In [1]:
%%bash

# Instal Java
apt-get install openjdk-8-jdk-headless -qq > /dev/null

# Install PySpark
pip install -q pyspark

In [2]:
import os
os.environ['JAVA_HOME'] = '/usr/lib/jvm/java-8-openjdk-amd64'

from pyspark.sql import SparkSession

spark = SparkSession.builder.master("local[*]").getOrCreate()

In [10]:
from os.path import abspath
warehouse_location = abspath('../content/drive/MyDrive/igti_bootcamps/eng_dados_cloud/mod3/spark-warehouse')

In [29]:
spark = (
    SparkSession
    .builder
    .config("spark.sql.warehouse.dir",warehouse_location)
    .enableHiveSupport()
    .getOrCreate()
)

# Class 01 - **Introduction to Spark-SQL**

## **Overview of Spark-SQL**

Spark SQL is a mechanism of manipulation of data on Spark that uses a SQL language. 
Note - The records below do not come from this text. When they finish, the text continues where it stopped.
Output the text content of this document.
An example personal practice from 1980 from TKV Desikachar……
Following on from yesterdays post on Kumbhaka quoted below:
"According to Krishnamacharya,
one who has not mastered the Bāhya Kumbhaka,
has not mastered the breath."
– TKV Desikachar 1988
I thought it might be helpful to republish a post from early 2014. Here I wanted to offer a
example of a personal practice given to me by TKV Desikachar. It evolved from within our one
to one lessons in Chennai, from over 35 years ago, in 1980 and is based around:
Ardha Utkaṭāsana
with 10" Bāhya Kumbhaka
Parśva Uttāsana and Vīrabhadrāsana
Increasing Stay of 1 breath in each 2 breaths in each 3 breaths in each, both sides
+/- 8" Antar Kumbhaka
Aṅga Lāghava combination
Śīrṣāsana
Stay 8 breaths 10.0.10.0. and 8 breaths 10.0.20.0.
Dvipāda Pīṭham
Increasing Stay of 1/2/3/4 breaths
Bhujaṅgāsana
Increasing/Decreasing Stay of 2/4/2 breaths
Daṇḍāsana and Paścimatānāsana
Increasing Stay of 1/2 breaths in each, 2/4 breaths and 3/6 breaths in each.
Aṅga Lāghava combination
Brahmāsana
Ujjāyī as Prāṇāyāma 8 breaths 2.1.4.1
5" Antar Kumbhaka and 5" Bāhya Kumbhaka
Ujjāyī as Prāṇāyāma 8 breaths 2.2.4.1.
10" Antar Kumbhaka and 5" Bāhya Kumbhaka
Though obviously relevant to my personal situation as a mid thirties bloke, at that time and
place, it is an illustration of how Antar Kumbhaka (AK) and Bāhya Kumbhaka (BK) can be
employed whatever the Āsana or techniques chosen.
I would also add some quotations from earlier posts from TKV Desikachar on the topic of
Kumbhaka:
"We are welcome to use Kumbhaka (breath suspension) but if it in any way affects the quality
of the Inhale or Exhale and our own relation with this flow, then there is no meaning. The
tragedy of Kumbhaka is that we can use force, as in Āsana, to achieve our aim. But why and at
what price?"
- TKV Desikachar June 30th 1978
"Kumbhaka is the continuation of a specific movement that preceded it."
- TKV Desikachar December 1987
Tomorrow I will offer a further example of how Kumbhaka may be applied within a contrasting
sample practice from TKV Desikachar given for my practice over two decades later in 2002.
- Performing ANSI-SQL and HiveQL queries that act directly on the RDDs.
- Creating databases, tables and views, similar to a relational database.
- Data management using the Spark metadata catalog and its integration with the Hive metastore. 

&nbsp;

**Limitations**

Spark is designed to work as online analytical processing (OLAP), not as online transaction processing (OLTP). In other words Spark does not exhibit functions like, insert, alter, delete data in a Database.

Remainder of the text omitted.